Political Counsellor Jonathan Pratt of the US Embassy was summoned to the Foreign Office, where the Director General (Americas) registered a protest over yesterday's drone attack, Foreign Office spokesman Moazzam Khan said.
Sources said a demarche was handed over to Pratt.
A similar protest was registered in Washington by the Pakistani Embassy, the sources said.
The US yesterday carried out the first drone strike in almost a month in the restive North Waziristan tribal region.
A drone targeted a compound in Miranshah, the main town of the region, killing four suspected militants.
Reports from Miranshah said over 20 militants, including foreign fighters, were living in the compound.
Earlier in the day, Prime Minister Yousuf Raza Gilani linked the issue of asking the US to end drone strikes in Pakistan?s tribal belt to the presence of foreign fighters on the country’s soil, saying these matters would be discussed with the American administration.
Gilani said a joint session of parliament had framed several recommendations, including one on halting drone attacks, for talks with the US aimed at resetting the relationship between the two countries.
"Parliament said these are our recommendations and in light of these recommendations, you hold talks with the US. We have not yet held talks, we have just held preliminary discussions," the premier told reporters on the sidelines of an official function.

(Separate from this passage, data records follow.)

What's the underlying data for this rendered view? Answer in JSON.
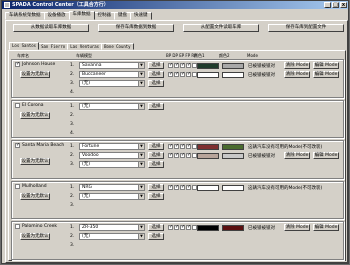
{
  "window": {
    "title": "SPADA Control Center（工具合方行）",
    "buttons": [
      "_",
      "□",
      "x"
    ]
  },
  "main_tabs": [
    "车辆系统架数据",
    "设备播放",
    "车库数据",
    "控制器",
    "键盘",
    "快速键"
  ],
  "top_buttons": [
    "从数据读取车库数据",
    "保存车库数据到数据",
    "从配置文件读取车库",
    "保存车库到配置文件"
  ],
  "sub_tabs": [
    "Los Santos",
    "San Fierro",
    "Las Venturas",
    "Bone County"
  ],
  "headers": {
    "location": "车库名",
    "model": "车辆模型",
    "flags": "BP DP EP FP RP",
    "color": "颜色1",
    "color2": "颜色2",
    "mode": "Mode"
  },
  "colors": {
    "dark_green": "#1f3b2b",
    "gray": "#a8a8a8",
    "red": "#7f3030",
    "olive": "#4a6b2f",
    "tan": "#b7a49a",
    "light_gray": "#c8c8c8",
    "black": "#000000",
    "maroon": "#5b0f0f"
  },
  "garages": [
    {
      "name": "Johnson House",
      "checked": true,
      "default_btn": "设置为无默认",
      "choose_label": "选择",
      "rows": [
        {
          "num": "1.",
          "model": "Savanna",
          "has_flags": true,
          "color1": "dark_green",
          "color2": "gray",
          "mode_text": "已被锁被锁对",
          "clear_label": "清除 Mode",
          "edit_label": "编辑 Mode"
        },
        {
          "num": "2.",
          "model": "Buccaneer",
          "has_flags": true,
          "color1": "",
          "color2": "",
          "mode_text": "已被锁被锁对",
          "clear_label": "清除 Mode",
          "edit_label": "编辑 Mode"
        },
        {
          "num": "3.",
          "model": "(无)",
          "has_flags": false
        },
        {
          "num": "4.",
          "model": ""
        }
      ]
    },
    {
      "name": "El Corona",
      "checked": false,
      "default_btn": "设置为无默认",
      "choose_label": "选择",
      "rows": [
        {
          "num": "1.",
          "model": "(无)",
          "has_flags": false
        },
        {
          "num": "2.",
          "model": ""
        },
        {
          "num": "3.",
          "model": ""
        },
        {
          "num": "4.",
          "model": ""
        }
      ]
    },
    {
      "name": "Santa Maria Beach",
      "checked": true,
      "default_btn": "设置为无默认",
      "choose_label": "选择",
      "rows": [
        {
          "num": "1.",
          "model": "Fortune",
          "has_flags": true,
          "color1": "red",
          "color2": "olive",
          "mode_text": "这辆汽车没有可用的Mode(不可改装)"
        },
        {
          "num": "2.",
          "model": "Voodoo",
          "has_flags": true,
          "color1": "tan",
          "color2": "light_gray",
          "mode_text": "已被锁被锁对",
          "clear_label": "清除 Mode",
          "edit_label": "编辑 Mode"
        },
        {
          "num": "3.",
          "model": "(无)",
          "has_flags": false
        }
      ]
    },
    {
      "name": "Mulholland",
      "checked": false,
      "default_btn": "设置为无默认",
      "choose_label": "选择",
      "rows": [
        {
          "num": "1.",
          "model": "NRG",
          "has_flags": true,
          "mode_text": "这辆汽车没有可用的Mode(不可改装)"
        },
        {
          "num": "2.",
          "model": "(无)",
          "has_flags": false
        },
        {
          "num": "3.",
          "model": ""
        }
      ]
    },
    {
      "name": "Palomino Creek",
      "checked": false,
      "default_btn": "设置为无默认",
      "choose_label": "选择",
      "rows": [
        {
          "num": "1.",
          "model": "ZR-350",
          "has_flags": true,
          "color1": "black",
          "color2": "maroon",
          "mode_text": "已被锁被锁对",
          "clear_label": "清除 Mode",
          "edit_label": "编辑 Mode"
        },
        {
          "num": "2.",
          "model": "(无)",
          "has_flags": false
        },
        {
          "num": "3.",
          "model": ""
        }
      ]
    }
  ]
}
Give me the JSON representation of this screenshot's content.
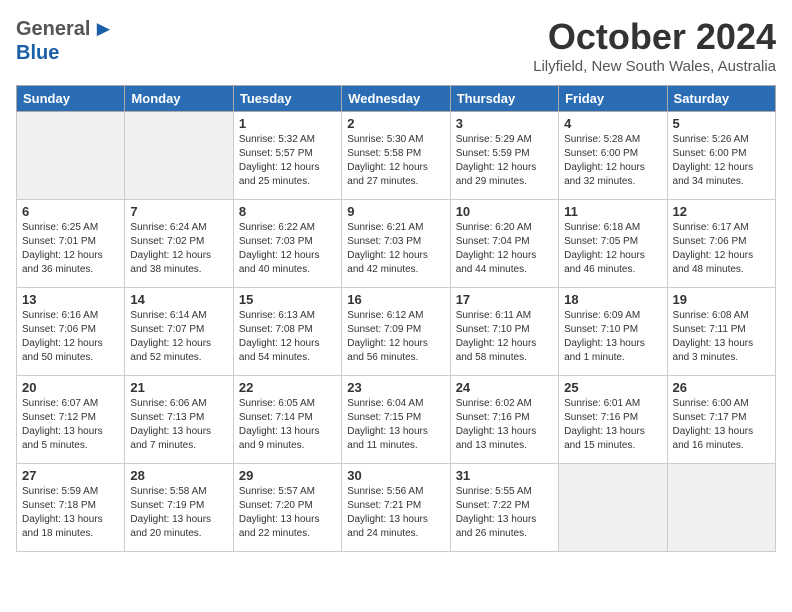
{
  "header": {
    "logo_general": "General",
    "logo_blue": "Blue",
    "month_title": "October 2024",
    "location": "Lilyfield, New South Wales, Australia"
  },
  "weekdays": [
    "Sunday",
    "Monday",
    "Tuesday",
    "Wednesday",
    "Thursday",
    "Friday",
    "Saturday"
  ],
  "weeks": [
    [
      {
        "day": "",
        "info": ""
      },
      {
        "day": "",
        "info": ""
      },
      {
        "day": "1",
        "info": "Sunrise: 5:32 AM\nSunset: 5:57 PM\nDaylight: 12 hours\nand 25 minutes."
      },
      {
        "day": "2",
        "info": "Sunrise: 5:30 AM\nSunset: 5:58 PM\nDaylight: 12 hours\nand 27 minutes."
      },
      {
        "day": "3",
        "info": "Sunrise: 5:29 AM\nSunset: 5:59 PM\nDaylight: 12 hours\nand 29 minutes."
      },
      {
        "day": "4",
        "info": "Sunrise: 5:28 AM\nSunset: 6:00 PM\nDaylight: 12 hours\nand 32 minutes."
      },
      {
        "day": "5",
        "info": "Sunrise: 5:26 AM\nSunset: 6:00 PM\nDaylight: 12 hours\nand 34 minutes."
      }
    ],
    [
      {
        "day": "6",
        "info": "Sunrise: 6:25 AM\nSunset: 7:01 PM\nDaylight: 12 hours\nand 36 minutes."
      },
      {
        "day": "7",
        "info": "Sunrise: 6:24 AM\nSunset: 7:02 PM\nDaylight: 12 hours\nand 38 minutes."
      },
      {
        "day": "8",
        "info": "Sunrise: 6:22 AM\nSunset: 7:03 PM\nDaylight: 12 hours\nand 40 minutes."
      },
      {
        "day": "9",
        "info": "Sunrise: 6:21 AM\nSunset: 7:03 PM\nDaylight: 12 hours\nand 42 minutes."
      },
      {
        "day": "10",
        "info": "Sunrise: 6:20 AM\nSunset: 7:04 PM\nDaylight: 12 hours\nand 44 minutes."
      },
      {
        "day": "11",
        "info": "Sunrise: 6:18 AM\nSunset: 7:05 PM\nDaylight: 12 hours\nand 46 minutes."
      },
      {
        "day": "12",
        "info": "Sunrise: 6:17 AM\nSunset: 7:06 PM\nDaylight: 12 hours\nand 48 minutes."
      }
    ],
    [
      {
        "day": "13",
        "info": "Sunrise: 6:16 AM\nSunset: 7:06 PM\nDaylight: 12 hours\nand 50 minutes."
      },
      {
        "day": "14",
        "info": "Sunrise: 6:14 AM\nSunset: 7:07 PM\nDaylight: 12 hours\nand 52 minutes."
      },
      {
        "day": "15",
        "info": "Sunrise: 6:13 AM\nSunset: 7:08 PM\nDaylight: 12 hours\nand 54 minutes."
      },
      {
        "day": "16",
        "info": "Sunrise: 6:12 AM\nSunset: 7:09 PM\nDaylight: 12 hours\nand 56 minutes."
      },
      {
        "day": "17",
        "info": "Sunrise: 6:11 AM\nSunset: 7:10 PM\nDaylight: 12 hours\nand 58 minutes."
      },
      {
        "day": "18",
        "info": "Sunrise: 6:09 AM\nSunset: 7:10 PM\nDaylight: 13 hours\nand 1 minute."
      },
      {
        "day": "19",
        "info": "Sunrise: 6:08 AM\nSunset: 7:11 PM\nDaylight: 13 hours\nand 3 minutes."
      }
    ],
    [
      {
        "day": "20",
        "info": "Sunrise: 6:07 AM\nSunset: 7:12 PM\nDaylight: 13 hours\nand 5 minutes."
      },
      {
        "day": "21",
        "info": "Sunrise: 6:06 AM\nSunset: 7:13 PM\nDaylight: 13 hours\nand 7 minutes."
      },
      {
        "day": "22",
        "info": "Sunrise: 6:05 AM\nSunset: 7:14 PM\nDaylight: 13 hours\nand 9 minutes."
      },
      {
        "day": "23",
        "info": "Sunrise: 6:04 AM\nSunset: 7:15 PM\nDaylight: 13 hours\nand 11 minutes."
      },
      {
        "day": "24",
        "info": "Sunrise: 6:02 AM\nSunset: 7:16 PM\nDaylight: 13 hours\nand 13 minutes."
      },
      {
        "day": "25",
        "info": "Sunrise: 6:01 AM\nSunset: 7:16 PM\nDaylight: 13 hours\nand 15 minutes."
      },
      {
        "day": "26",
        "info": "Sunrise: 6:00 AM\nSunset: 7:17 PM\nDaylight: 13 hours\nand 16 minutes."
      }
    ],
    [
      {
        "day": "27",
        "info": "Sunrise: 5:59 AM\nSunset: 7:18 PM\nDaylight: 13 hours\nand 18 minutes."
      },
      {
        "day": "28",
        "info": "Sunrise: 5:58 AM\nSunset: 7:19 PM\nDaylight: 13 hours\nand 20 minutes."
      },
      {
        "day": "29",
        "info": "Sunrise: 5:57 AM\nSunset: 7:20 PM\nDaylight: 13 hours\nand 22 minutes."
      },
      {
        "day": "30",
        "info": "Sunrise: 5:56 AM\nSunset: 7:21 PM\nDaylight: 13 hours\nand 24 minutes."
      },
      {
        "day": "31",
        "info": "Sunrise: 5:55 AM\nSunset: 7:22 PM\nDaylight: 13 hours\nand 26 minutes."
      },
      {
        "day": "",
        "info": ""
      },
      {
        "day": "",
        "info": ""
      }
    ]
  ]
}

"But there is one other thing in the recommendations that you must keep in mind that foreign fighters should be expelled from Pakistani soil. Our soil should not be used against any other country as well," he said in response to a question about the US continuing drone attacks despite public opposition in Pakistan.
"Yes, it's a package deal that we are working on but it's a difficult task and that is why the delay is being witnessed in the reopening of NATO supplies, which itself is a very complicated matter and depends on a host of factors such as a public apology by the US for the air assault on Pakistani border posts last year and killing of several of our soldiers," the official said.
The situation in Pakistan's tribal belt has important implications for American plans to reduce troop levels in neighbouring Afghanistan.
Some in Washington believe Islamabad opposes the drone campaign not because of the issue of sovereignty and collateral damage but due to the elimination of "pro-Pakistan" militants.
However, the official said at the briefing that Pakistan considered al-Qaeda an existential threat.
"Had it not been the case, we would not have apprehended and killed hundreds of al Qaeda operatives," he explained.
Asked about the Haqqani network that is based in North Waziristan Agency, the official conceded that Pakistan's security agencies maintained contacts with what the Americans call "the deadliest Afghan insurgent group."
"This is an open secret. There are many countries which are not only in contact with the Haqqanis but held talks with them in the past," he said.
He denied that Pakistan was using these contacts to mount attacks against US-led coalition forces in Afghanistan.
"Our policy of seeking a non-military solution to the Afghan imbroglio is somehow being misconstrued in the US as if we are playing a double game," the official claimed.